Security vendor says offshore development needs checks

An executive from Citadel Security Software pointed to offshore software development as one reason for security vulnerabilities in a hearing before a U.S. House Subcommittee Wednesday.

Software companies must add additional controls to the development process for software produced outside the U.S., Citadel CEO Steve Solomon said.

“Software development organizations should be required to have all overseas-developed software examined for malicious capabilities embedded in the code,” Solomon told the House Government Reform Committee’s Subcommittee on Technology, Information Policy, Intergovernmental Relations and the Census. “Industry and government must work together to develop some form of standard or review process to address this growing threat.”

Solomon’s comments were among the few that generated debate in the latest in a series of cybersecurity hearings before the subcommittee. Much of the hearing, which lasted more than two hours, was devoted to government agencies detailing their cybersecurity efforts, but Solomon’s comments drew disagreement from Microsoft and Juniper representatives.

“It really doesn’t matter where software is developed,” said Dubhe Bienhorn, vice president of Juniper Federal Systems. “It is a process that requires very tight controls and very intense scrutiny.”

Solomon defended his comments by saying software vendors see offshore development as “easy and cheap.”

“Maybe my colleagues on this panel have (offshore) processes in place,” he added. “A lot of companies don’t.”

Subcommittee chairman Adam Putnam (R-Fla.) focused some of his questions on the patching process after software vulnerabilties are discovered. Asked by Putnam if the patching process and the alert process that accompanies it is working well, Scott Culp, senior security strategist for Microsoft, said he believes software vendors are working hard to notify government and private customers.

“We have a very active interest in making sure as many people as possible know about our mistakes and how to fix them,” Culp said.

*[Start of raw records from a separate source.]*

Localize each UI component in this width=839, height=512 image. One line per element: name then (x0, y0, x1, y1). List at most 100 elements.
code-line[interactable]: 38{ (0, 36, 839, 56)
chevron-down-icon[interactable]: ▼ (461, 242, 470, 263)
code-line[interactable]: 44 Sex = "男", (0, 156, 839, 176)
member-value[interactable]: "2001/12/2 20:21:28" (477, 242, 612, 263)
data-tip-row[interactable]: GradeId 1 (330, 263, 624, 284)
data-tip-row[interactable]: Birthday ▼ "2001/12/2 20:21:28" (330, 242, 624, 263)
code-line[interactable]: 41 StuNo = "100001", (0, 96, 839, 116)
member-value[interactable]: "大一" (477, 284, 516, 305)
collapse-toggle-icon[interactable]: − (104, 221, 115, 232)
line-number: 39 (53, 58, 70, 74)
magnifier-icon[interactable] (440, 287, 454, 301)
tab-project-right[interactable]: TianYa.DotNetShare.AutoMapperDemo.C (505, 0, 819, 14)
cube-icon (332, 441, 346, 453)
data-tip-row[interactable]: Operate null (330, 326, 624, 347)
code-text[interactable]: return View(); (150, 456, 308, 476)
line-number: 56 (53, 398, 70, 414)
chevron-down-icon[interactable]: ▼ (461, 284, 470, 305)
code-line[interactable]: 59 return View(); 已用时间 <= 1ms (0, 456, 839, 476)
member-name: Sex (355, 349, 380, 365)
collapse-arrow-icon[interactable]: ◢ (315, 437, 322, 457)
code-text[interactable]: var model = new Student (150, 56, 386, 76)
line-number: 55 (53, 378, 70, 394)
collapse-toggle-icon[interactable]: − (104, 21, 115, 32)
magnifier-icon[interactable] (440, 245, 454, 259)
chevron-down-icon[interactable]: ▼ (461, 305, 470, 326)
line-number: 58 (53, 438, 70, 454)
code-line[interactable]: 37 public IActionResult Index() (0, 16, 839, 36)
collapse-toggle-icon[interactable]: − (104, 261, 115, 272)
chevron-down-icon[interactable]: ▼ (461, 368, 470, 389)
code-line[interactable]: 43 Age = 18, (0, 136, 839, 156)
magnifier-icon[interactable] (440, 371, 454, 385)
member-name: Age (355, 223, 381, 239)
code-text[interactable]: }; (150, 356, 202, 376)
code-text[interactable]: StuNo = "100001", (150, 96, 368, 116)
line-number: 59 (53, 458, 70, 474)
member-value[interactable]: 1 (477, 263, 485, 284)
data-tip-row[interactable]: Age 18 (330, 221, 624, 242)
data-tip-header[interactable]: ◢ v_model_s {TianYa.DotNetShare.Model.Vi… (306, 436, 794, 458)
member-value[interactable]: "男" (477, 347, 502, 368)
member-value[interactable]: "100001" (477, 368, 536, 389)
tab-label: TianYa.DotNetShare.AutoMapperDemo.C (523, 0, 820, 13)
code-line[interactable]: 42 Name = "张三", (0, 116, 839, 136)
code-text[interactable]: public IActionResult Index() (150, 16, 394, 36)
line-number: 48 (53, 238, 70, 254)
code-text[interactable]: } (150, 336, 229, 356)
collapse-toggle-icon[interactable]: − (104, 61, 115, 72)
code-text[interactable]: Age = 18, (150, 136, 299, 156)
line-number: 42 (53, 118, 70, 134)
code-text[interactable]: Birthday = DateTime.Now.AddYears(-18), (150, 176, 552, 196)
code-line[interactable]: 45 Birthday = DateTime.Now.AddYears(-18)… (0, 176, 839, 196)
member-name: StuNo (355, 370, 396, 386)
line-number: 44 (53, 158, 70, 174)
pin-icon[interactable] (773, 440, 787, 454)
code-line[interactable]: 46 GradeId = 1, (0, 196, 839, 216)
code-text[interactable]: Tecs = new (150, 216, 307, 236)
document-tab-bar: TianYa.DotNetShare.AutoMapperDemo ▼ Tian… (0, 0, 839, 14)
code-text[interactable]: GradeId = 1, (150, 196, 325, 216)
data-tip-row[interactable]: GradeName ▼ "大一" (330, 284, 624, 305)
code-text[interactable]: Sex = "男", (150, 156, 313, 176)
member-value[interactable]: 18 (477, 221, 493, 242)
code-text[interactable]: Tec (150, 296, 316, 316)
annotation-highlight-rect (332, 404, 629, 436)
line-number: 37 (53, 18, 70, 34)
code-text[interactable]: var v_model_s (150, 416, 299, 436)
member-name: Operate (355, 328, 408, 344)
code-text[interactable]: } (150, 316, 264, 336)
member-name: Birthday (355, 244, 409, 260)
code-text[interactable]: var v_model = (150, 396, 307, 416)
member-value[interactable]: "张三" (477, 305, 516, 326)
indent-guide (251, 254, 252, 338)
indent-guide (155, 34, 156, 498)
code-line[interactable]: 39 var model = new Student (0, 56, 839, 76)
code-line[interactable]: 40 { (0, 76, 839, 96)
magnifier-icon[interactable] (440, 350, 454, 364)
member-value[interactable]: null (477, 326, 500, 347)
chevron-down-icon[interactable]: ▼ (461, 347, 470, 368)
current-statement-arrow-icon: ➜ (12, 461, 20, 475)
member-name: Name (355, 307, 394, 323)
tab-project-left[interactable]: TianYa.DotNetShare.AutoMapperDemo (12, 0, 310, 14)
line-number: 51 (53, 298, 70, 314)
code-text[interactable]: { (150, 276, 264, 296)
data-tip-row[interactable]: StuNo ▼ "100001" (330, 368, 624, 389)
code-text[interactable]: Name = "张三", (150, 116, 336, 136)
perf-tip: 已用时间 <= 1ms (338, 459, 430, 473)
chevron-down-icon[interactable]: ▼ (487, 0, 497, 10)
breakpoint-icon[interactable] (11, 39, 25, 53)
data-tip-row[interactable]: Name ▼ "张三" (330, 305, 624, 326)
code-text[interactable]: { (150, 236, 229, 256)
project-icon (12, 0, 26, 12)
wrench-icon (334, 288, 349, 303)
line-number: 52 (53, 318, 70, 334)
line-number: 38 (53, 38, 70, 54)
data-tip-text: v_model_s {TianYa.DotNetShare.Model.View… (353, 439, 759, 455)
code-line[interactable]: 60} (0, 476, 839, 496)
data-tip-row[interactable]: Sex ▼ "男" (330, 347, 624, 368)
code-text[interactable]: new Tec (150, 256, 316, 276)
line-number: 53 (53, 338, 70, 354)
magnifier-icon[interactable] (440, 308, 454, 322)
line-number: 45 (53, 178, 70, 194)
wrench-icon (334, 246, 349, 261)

Putnam then asked if Culp was generally satisfied with the patch and alert process Microsoft has now. Culp answered that he’s never satisfied. “I’d like to send out a lot fewer of those alerts,” Culp said.

Putnam started the hearing by taking both private companies and government agencies to task for not moving fast enough to address continuing cybersecurity concerns. “As a nation, we have taken very dramatic steps to increase our physical security, but protecting our information networks has not progressed at the same pace, either in the public or in the private sector,” Putnam said. “I remain concerned that we are collectively not moving fast enough to protect the American people and the U.S. economy from the very real threats that exist today … The time for action is now.”

Solomon also suggested that companies that rely on patch management services have “false security” because they are missing larger problems, such as the lack of broad security policies and recovery after attacks. “On average, only 30% of an organization’s verified vulnerabilties relate to patching, leaving their networks exposed to the remaining 70% of the problem, which are more dangerous and easily exploited,” he said. “These products do not address the problem of full life-cycle vulnerability management, and effectively become part of the problem.”

Louis Rosenthal, executive vice president of ABN AMRO Services, called on the subcommittee to find ways to encourage software vendors to “accept responsibility” for the role their products play in supporting U.S. critical infrastructure. He also asked the subcommittee to support a measure making software vendors more accountable for the quality of their products and for continuing patch support for older, but still viable, versions of their software.

Incentives such as tax breaks, cybersecurity insurance and lawsuit reform could help software companies make more secure products, Rosenthal added.

Meanwhile, the U.S. Department of Homeland Security (DHS) is working with private companies to pump up the programs offered by US-CERT, the government’s computer emergency readiness team, said Amit Yoran, director of the National Cyber Security Division at DHS. US-CERT launched a national cyber alert system in January, and around mid-year it plans to roll out a partner program to encourage private companies and universities to work with government agencies. Goals of the partner program include the better sharing of information on cyber threats, improving cyber response and increasing discussion about cybersecurity, Yoran said.

Representative William Lacy Clay (D-Miss.) asked Yoran if the private sector was working with DHS on improving cybersecurity or whether there were “pockets of resistance.”

Yoran said he saw little reluctance from private companies. “We’ve been encouraged by the enthusiasm of the private sector to partner with the Department of Homeland Security,” he said.